Steve’s strength comes in the details.
“He can come in and do the back end of the business better than I can and the back end of the events,” Jennifer said. “I am the front-end person; I know to line up the events and get the partners. He helps that in a way, but he can really do logistics and all that stuff.”
A place to call home
Getting an office and out of the house has helped the business.
“We had been working out of our home,” Jennifer said. “It’s hard because everything pops up at home. Our child didn’t have a room. Our newborn couldn’t have a room for probably two years. So we got rid of that and came here, which is nice because there are other businesses in here.”
Jennifer said the business has gotten jobs in different ways.
“A lot of times we’ll get something from other events,” she said. “We were at FestivalSouth and we do all the kids’ events at FestivalSouth. Now, we’ll do a little bit more; we go in and do different things at FestivalSouth. We put in our own idea, a high school program called Youth Ambassadors. We need help and it is a great way for kids in high school to be involved because there is nothing in FestivalSouth for that age. So we invented something new. We got involved in that in the beginning for five years.”
Being in the right place at the right time has also helped.
“We were on the committee for an event for the DuBard School on their Speakeasy (fundraiser),” Jennifer said. “The person who organized it, Catherine Lott, is a wonderful event planner. She would call our committee in, get feedback and then do all of the work. I don’t do a lot of committees because I don’t have a lot of time. It’s hard to volunteer when you have to do those for a living. She got a new job and moved to North Carolina about a month or two before the event. So she recommended to her boss that they bring us in for that two-month interim until they hired somebody.”
The opportunity was great for the Clarks.
“We could just jump in,” Jennifer said. “We enjoyed it and we worked well with everybody.
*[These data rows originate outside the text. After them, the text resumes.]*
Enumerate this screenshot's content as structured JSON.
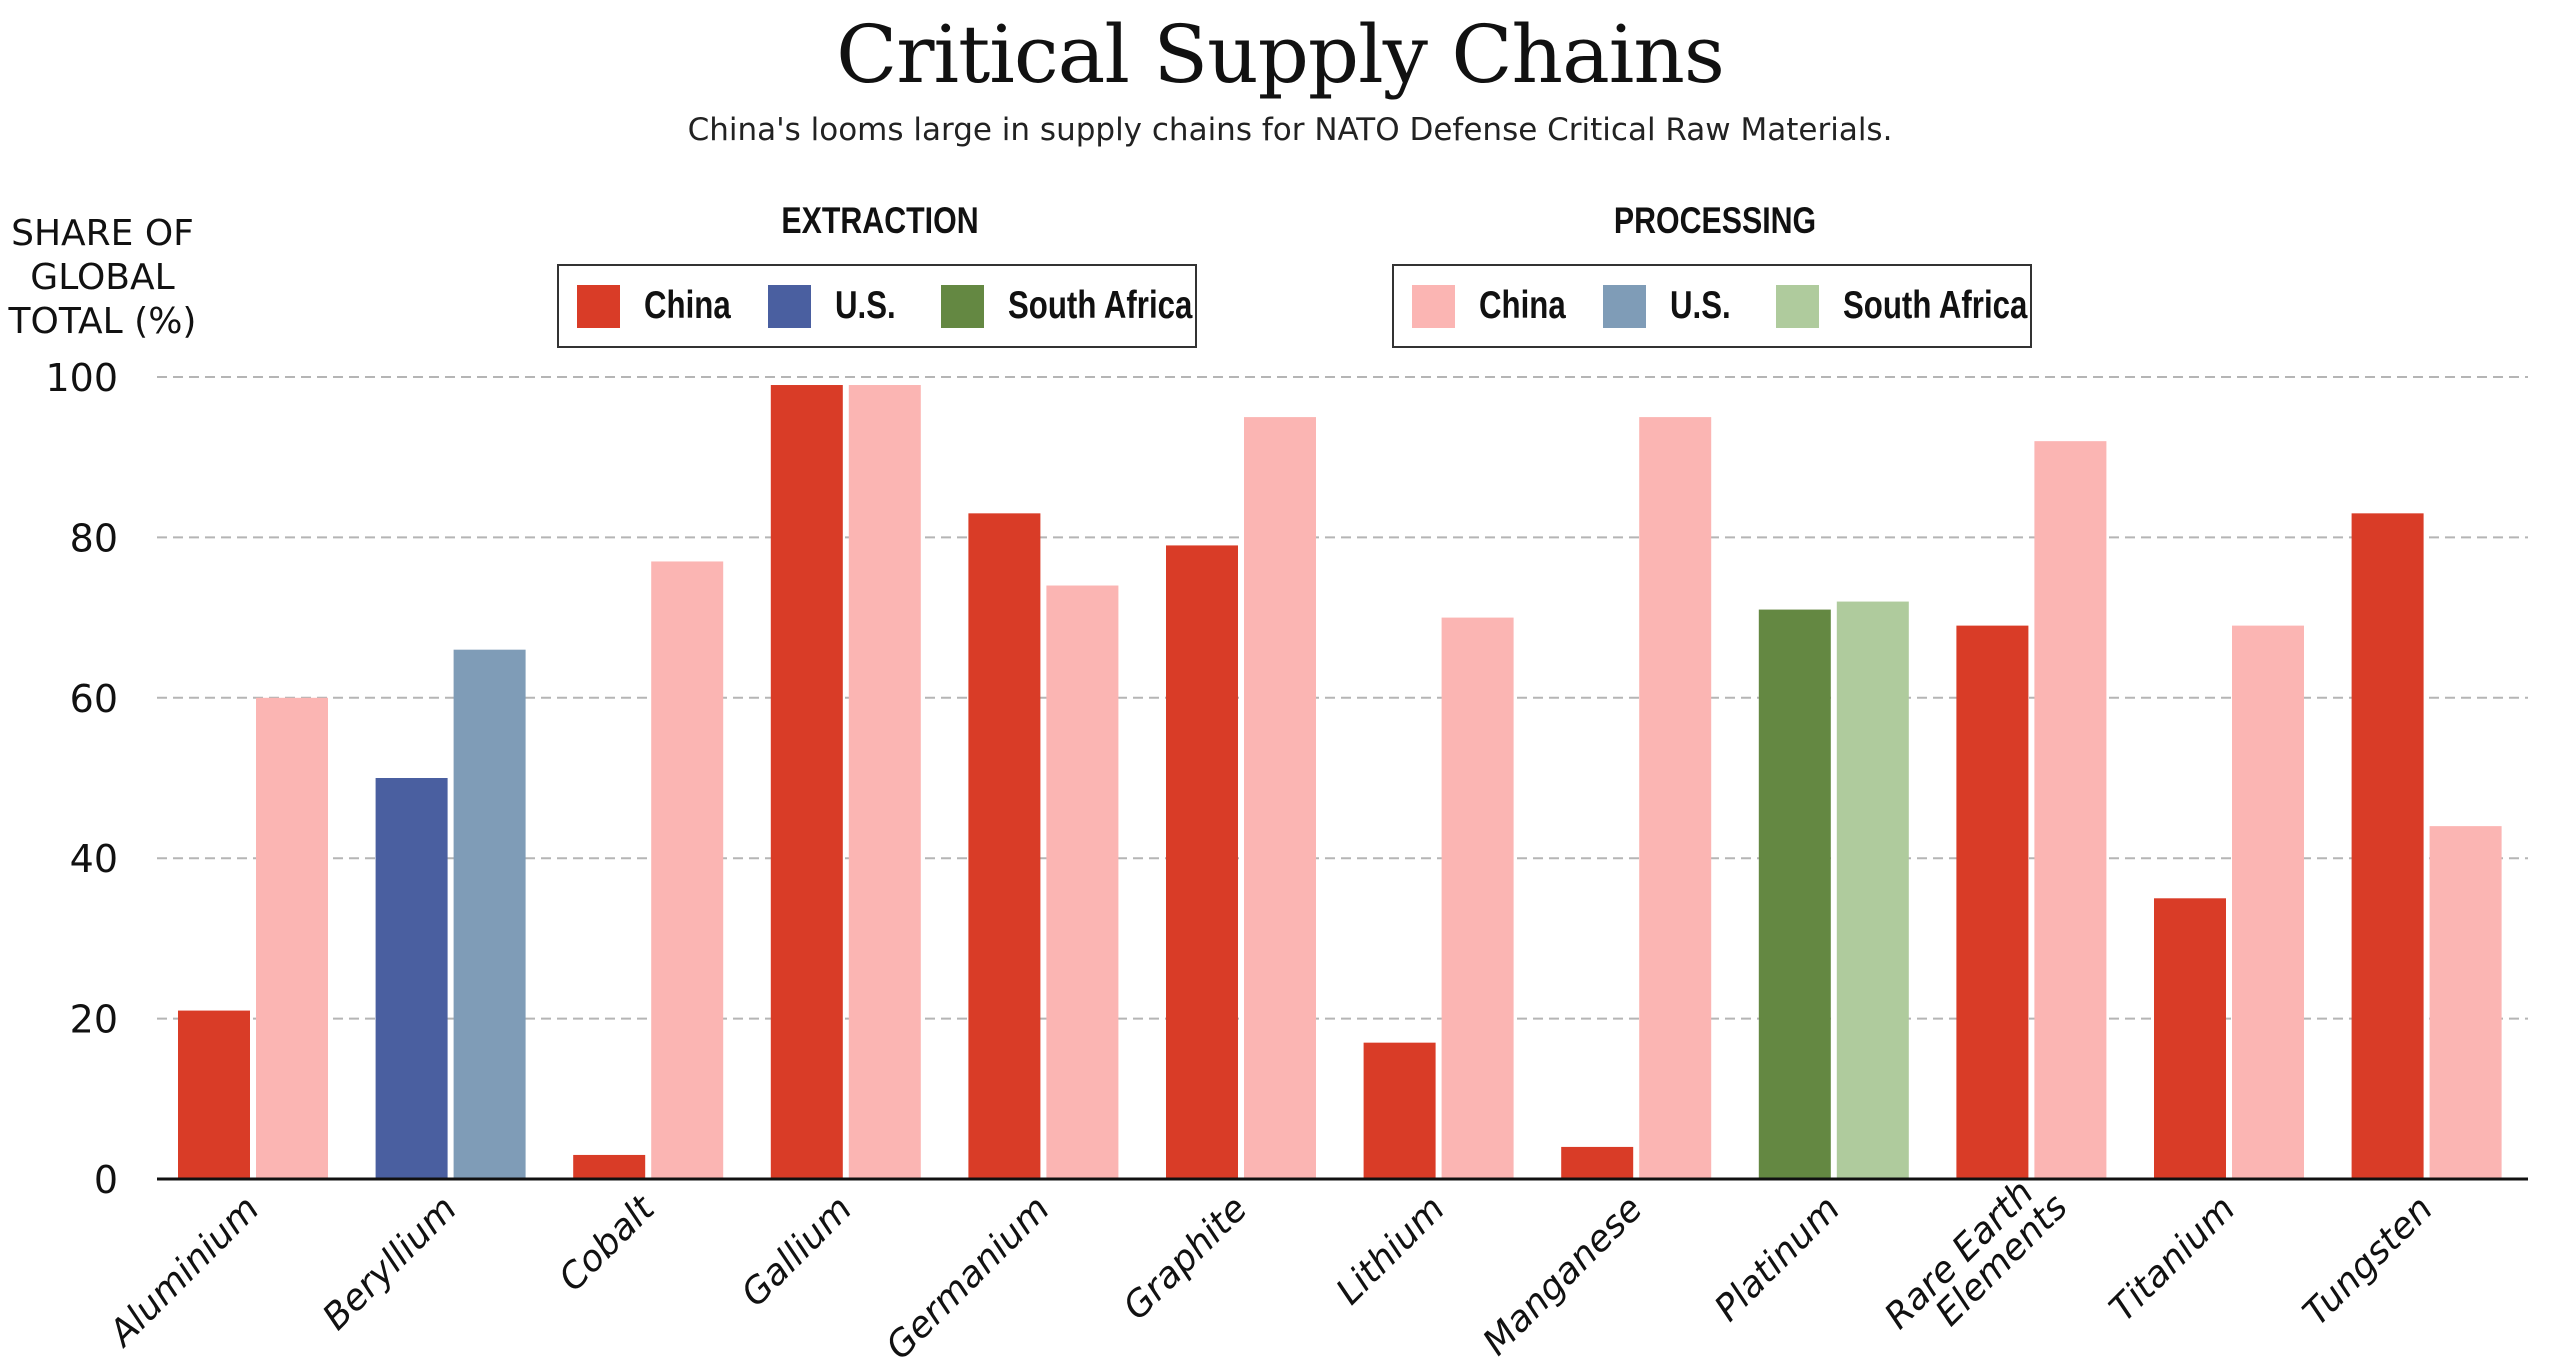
{
  "chart_data": {
    "type": "bar",
    "title": "Critical Supply Chains",
    "subtitle": "China's looms large in supply chains for NATO Defense Critical Raw Materials.",
    "ylabel": [
      "SHARE OF",
      "GLOBAL",
      "TOTAL (%)"
    ],
    "xlabel": "",
    "ylim": [
      0,
      100
    ],
    "yticks": [
      0,
      20,
      40,
      60,
      80,
      100
    ],
    "grid": true,
    "categories": [
      [
        "Aluminium"
      ],
      [
        "Beryllium"
      ],
      [
        "Cobalt"
      ],
      [
        "Gallium"
      ],
      [
        "Germanium"
      ],
      [
        "Graphite"
      ],
      [
        "Lithium"
      ],
      [
        "Manganese"
      ],
      [
        "Platinum"
      ],
      [
        "Rare Earth",
        "Elements"
      ],
      [
        "Titanium"
      ],
      [
        "Tungsten"
      ]
    ],
    "bars": [
      {
        "category": "Aluminium",
        "country": "China",
        "extraction": 21,
        "processing": 60
      },
      {
        "category": "Beryllium",
        "country": "U.S.",
        "extraction": 50,
        "processing": 66
      },
      {
        "category": "Cobalt",
        "country": "China",
        "extraction": 3,
        "processing": 77
      },
      {
        "category": "Gallium",
        "country": "China",
        "extraction": 99,
        "processing": 99
      },
      {
        "category": "Germanium",
        "country": "China",
        "extraction": 83,
        "processing": 74
      },
      {
        "category": "Graphite",
        "country": "China",
        "extraction": 79,
        "processing": 95
      },
      {
        "category": "Lithium",
        "country": "China",
        "extraction": 17,
        "processing": 70
      },
      {
        "category": "Manganese",
        "country": "China",
        "extraction": 4,
        "processing": 95
      },
      {
        "category": "Platinum",
        "country": "South Africa",
        "extraction": 71,
        "processing": 72
      },
      {
        "category": "Rare Earth Elements",
        "country": "China",
        "extraction": 69,
        "processing": 92
      },
      {
        "category": "Titanium",
        "country": "China",
        "extraction": 35,
        "processing": 69
      },
      {
        "category": "Tungsten",
        "country": "China",
        "extraction": 83,
        "processing": 44
      }
    ],
    "legend": {
      "extraction": {
        "title": "EXTRACTION",
        "items": [
          {
            "label": "China",
            "color": "#d93c27"
          },
          {
            "label": "U.S.",
            "color": "#4a5fa0"
          },
          {
            "label": "South Africa",
            "color": "#648842"
          }
        ]
      },
      "processing": {
        "title": "PROCESSING",
        "items": [
          {
            "label": "China",
            "color": "#fbb5b3"
          },
          {
            "label": "U.S.",
            "color": "#7f9cb7"
          },
          {
            "label": "South Africa",
            "color": "#afcb9d"
          }
        ]
      },
      "placement": "top-center"
    },
    "colors": {
      "extraction": {
        "China": "#d93c27",
        "U.S.": "#4a5fa0",
        "South Africa": "#648842"
      },
      "processing": {
        "China": "#fbb5b3",
        "U.S.": "#7f9cb7",
        "South Africa": "#afcb9d"
      }
    }
  }
}
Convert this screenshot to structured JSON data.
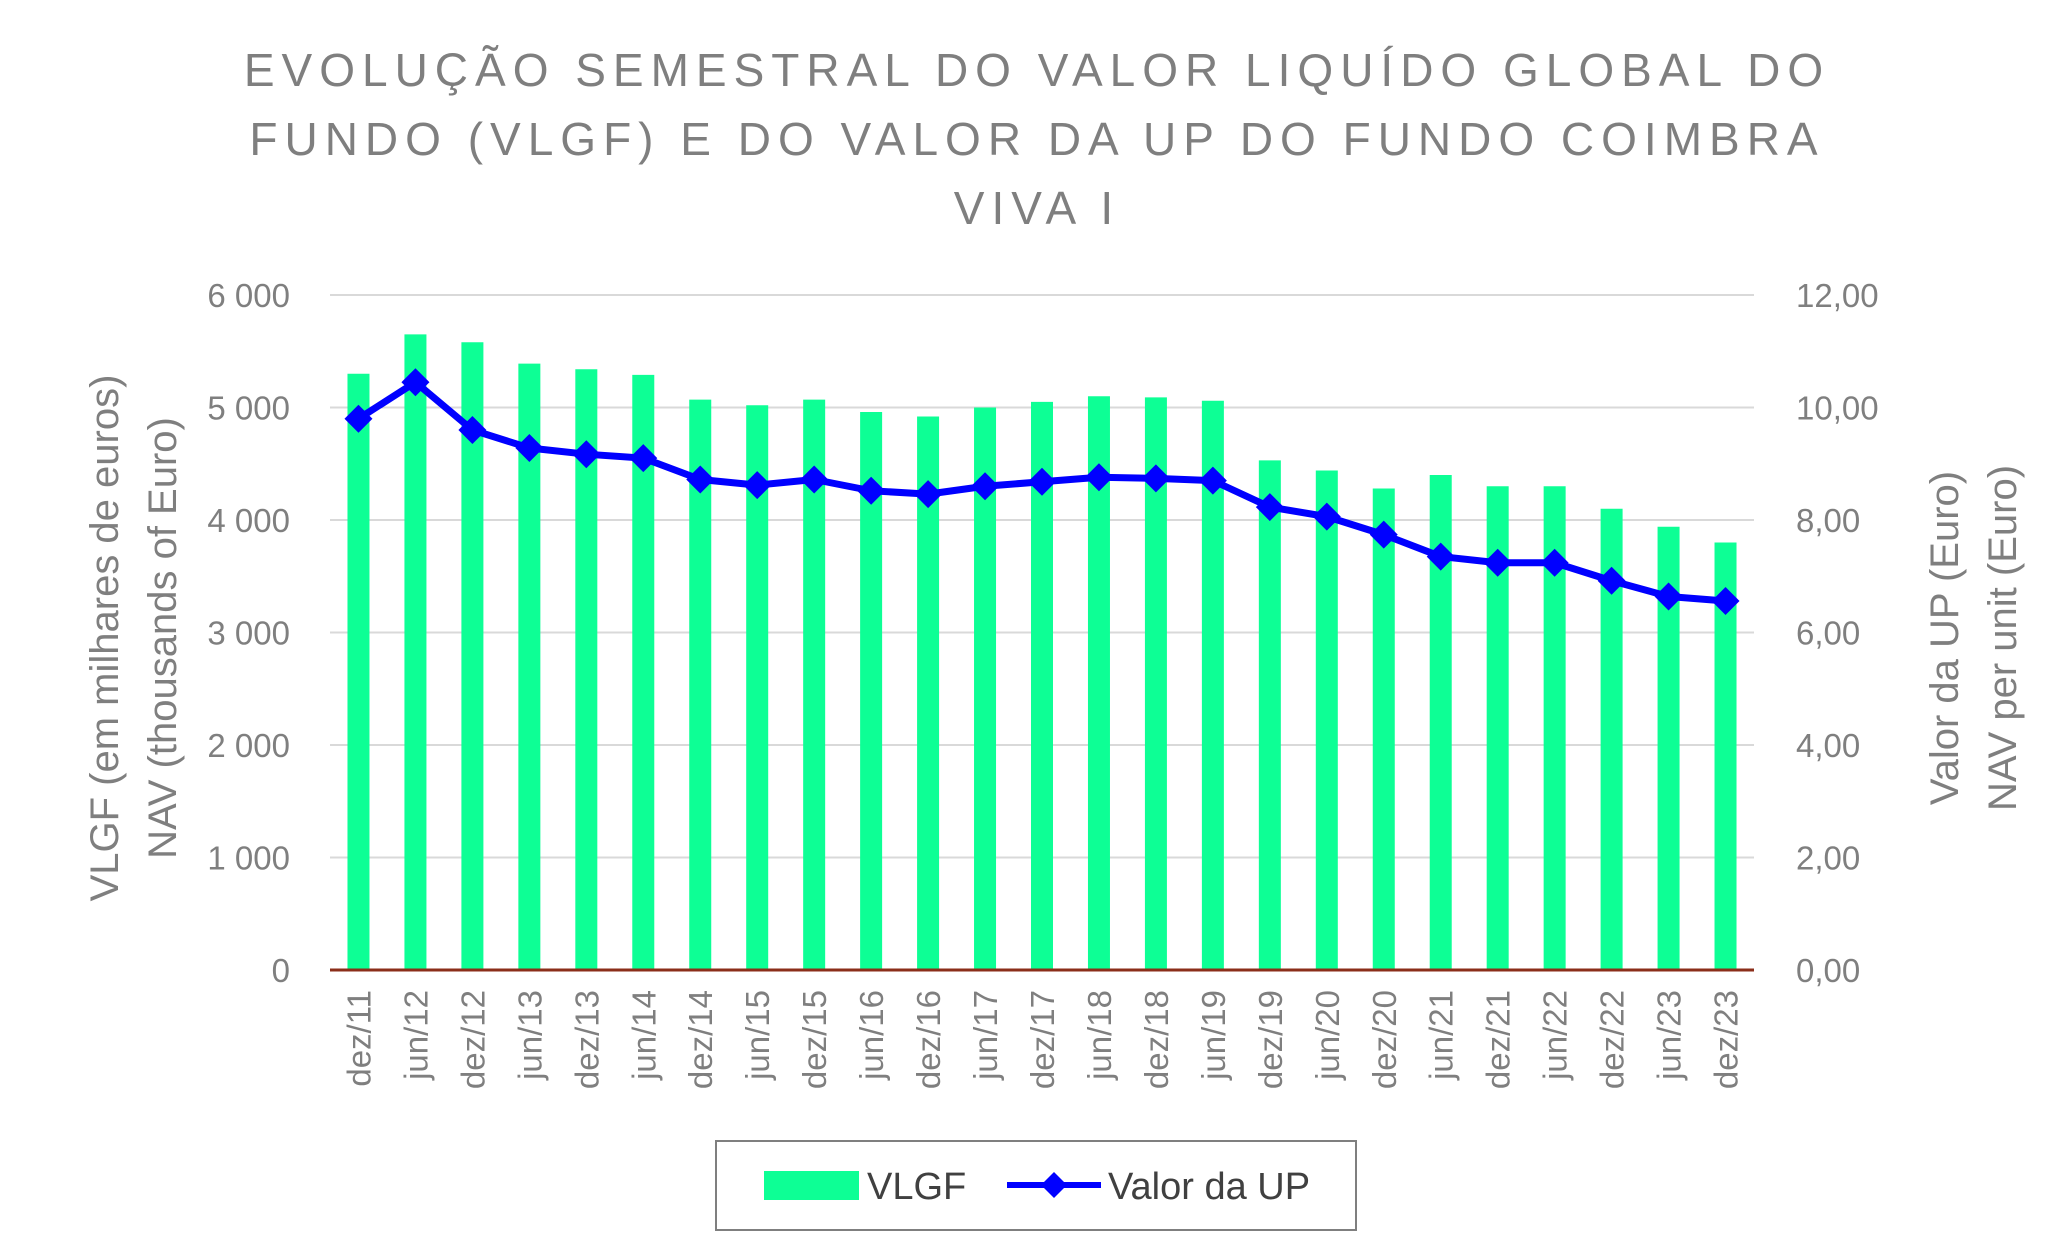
{
  "chart_data": {
    "type": "bar",
    "title_lines": [
      "EVOLUÇÃO SEMESTRAL DO VALOR LIQUÍDO GLOBAL DO",
      "FUNDO (VLGF) E DO VALOR DA UP DO FUNDO COIMBRA",
      "VIVA I"
    ],
    "categories": [
      "dez/11",
      "jun/12",
      "dez/12",
      "jun/13",
      "dez/13",
      "jun/14",
      "dez/14",
      "jun/15",
      "dez/15",
      "jun/16",
      "dez/16",
      "jun/17",
      "dez/17",
      "jun/18",
      "dez/18",
      "jun/19",
      "dez/19",
      "jun/20",
      "dez/20",
      "jun/21",
      "dez/21",
      "jun/22",
      "dez/22",
      "jun/23",
      "dez/23"
    ],
    "series": [
      {
        "name": "VLGF",
        "type": "bar",
        "axis": "left",
        "color": "#0dff95",
        "values": [
          5300,
          5650,
          5580,
          5390,
          5340,
          5290,
          5070,
          5020,
          5070,
          4960,
          4920,
          5000,
          5050,
          5100,
          5090,
          5060,
          4530,
          4440,
          4280,
          4400,
          4300,
          4300,
          4100,
          3940,
          3800
        ]
      },
      {
        "name": "Valor da UP",
        "type": "line",
        "axis": "right",
        "marker": "diamond",
        "color": "#0000ff",
        "values": [
          9.8,
          10.45,
          9.6,
          9.28,
          9.17,
          9.1,
          8.72,
          8.62,
          8.72,
          8.52,
          8.46,
          8.6,
          8.68,
          8.76,
          8.74,
          8.7,
          8.23,
          8.06,
          7.74,
          7.35,
          7.24,
          7.24,
          6.92,
          6.64,
          6.56
        ]
      }
    ],
    "y_left": {
      "label_lines": [
        "VLGF (em milhares de euros)",
        "NAV (thousands of Euro)"
      ],
      "ylim": [
        0,
        6000
      ],
      "ticks": [
        "0",
        "1 000",
        "2 000",
        "3 000",
        "4 000",
        "5 000",
        "6 000"
      ]
    },
    "y_right": {
      "label_lines": [
        "Valor da UP (Euro)",
        "NAV per unit (Euro)"
      ],
      "ylim": [
        0,
        12
      ],
      "ticks": [
        "0,00",
        "2,00",
        "4,00",
        "6,00",
        "8,00",
        "10,00",
        "12,00"
      ]
    },
    "grid": true,
    "legend_position": "bottom",
    "legend": [
      "VLGF",
      "Valor da UP"
    ]
  }
}
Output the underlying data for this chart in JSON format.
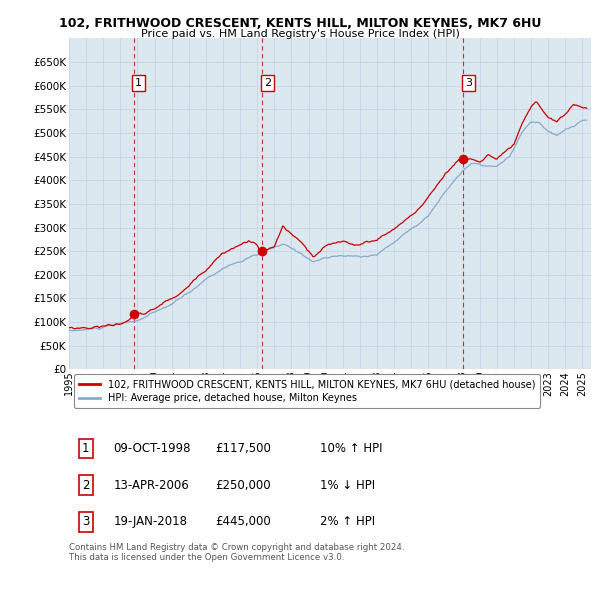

That is like an emergency. We do that too; if a week out, somebody gets sick then we could jump in and help. We like to see ourselves as either taking over the whole event or taking pieces of it, but a lot of budgets can’t sustain our doing all of it. It’s not necessary. You might have people in your staff who can handle the PR or this and that.”
The Clarks have also examined other events and reported back to their clients.
“We also do event evaluations; it’s not always planning events,” Jennifer said. “We’ve gone into festivals in the outlying communities, where we’ve gone in and done surveys on people, vendors and whatever. We come in after that as an unbiased entity and go to a board with the results. We love that kind of work because it’s cut and dry and easy for us to come in and evaluate. We like to help people.”
In the end, Jennifer said she and Steve enjoy telling other people about Mississippi.
“You’ve got people who throw horseshoes, but you’ve also got people who go to orchestra concerts,” she said. “We have an amazing orchestra in our town. We really don’t do a lot of this, but what we would really like to do is to promote what Hattiesburg is, from the Civil Rights stuff that we have that is really amazing to the little things that you wouldn’t think of to highlight. I was just trying to find a way to highlight our town more, whether it’s the brewery here that’s doing an amazing job. We have really cool military museums here. Now we do the event thing, but we are trying to do more of the tourism thing, either getting people to explore our town or taking people to explore other towns.”